After December, inflation could begin to soften with a drop in vegetable prices, a reduction in supply chain disruptions, weak demand and a favourable base impact, ICICI Securities Primary Dealership said in a report.
The Reserve Bank of India, too, expects inflation to return to its target range in the ongoing quarter, and further decline to 4.5% in January-March 2021.

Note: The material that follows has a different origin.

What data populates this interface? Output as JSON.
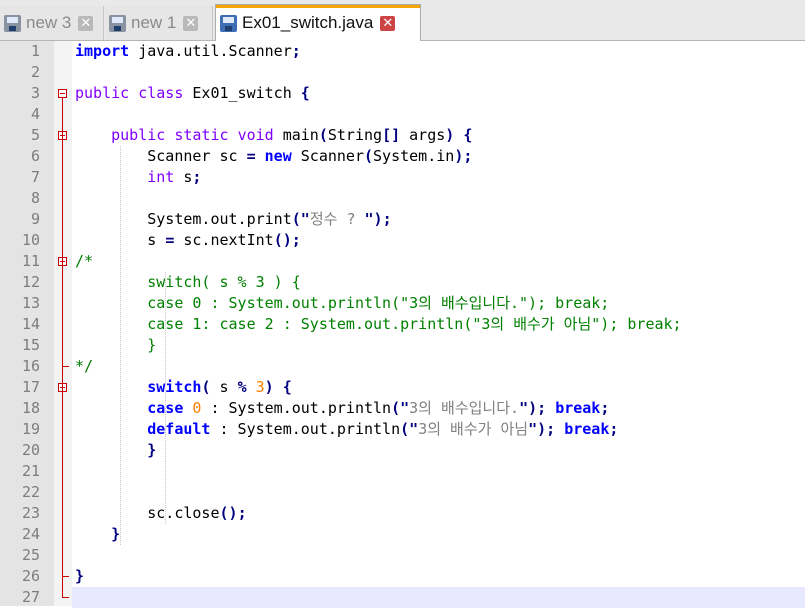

By the last quarter of the financial year, the RBI also expects India's economy to start reporting growth again. The deeper-than-expected contraction of GDP in the first quarter, however, could weigh down the growth rate for the full year: the RBI expects GDP to contract 9.5% in 2020-21, while the International Monetary Fund forecasts a contraction of 10.3%, the worst among EM peers.
Stock market capitalization, the largest among the EM economies considered in the tracker, grew 2.5% sequentially in September. The growth came in spite of net outflows of capital during the month.
In the last few months, the positive performance of the markets can in part be attributed to increased interest among domestic investors, both retail and high-net-worth individuals (HNIs). In the future, due to the US presidential elections and a second coronavirus wave in Europe, financial markets could experience volatility.
In September, the Indian rupee also appreciated 1.5% against the US dollar. The only two emerging market currencies in the tracker that outperformed the Indian rupee were the Mexican peso (2.4%) and the Chinese yuan (1.7%).
As the coronavirus situation in India is now improving and mobility is returning to pre-pandemic levels, the emphasis has shifted to stimulating economic recovery. Even after the festive season has ended, India's relative success against other emerging economies will depend on its ability to maintain domestic demand and the gains made against the virus.
Disclaimer: This information has been collected through secondary research and IBEF is not responsible for any errors in the same.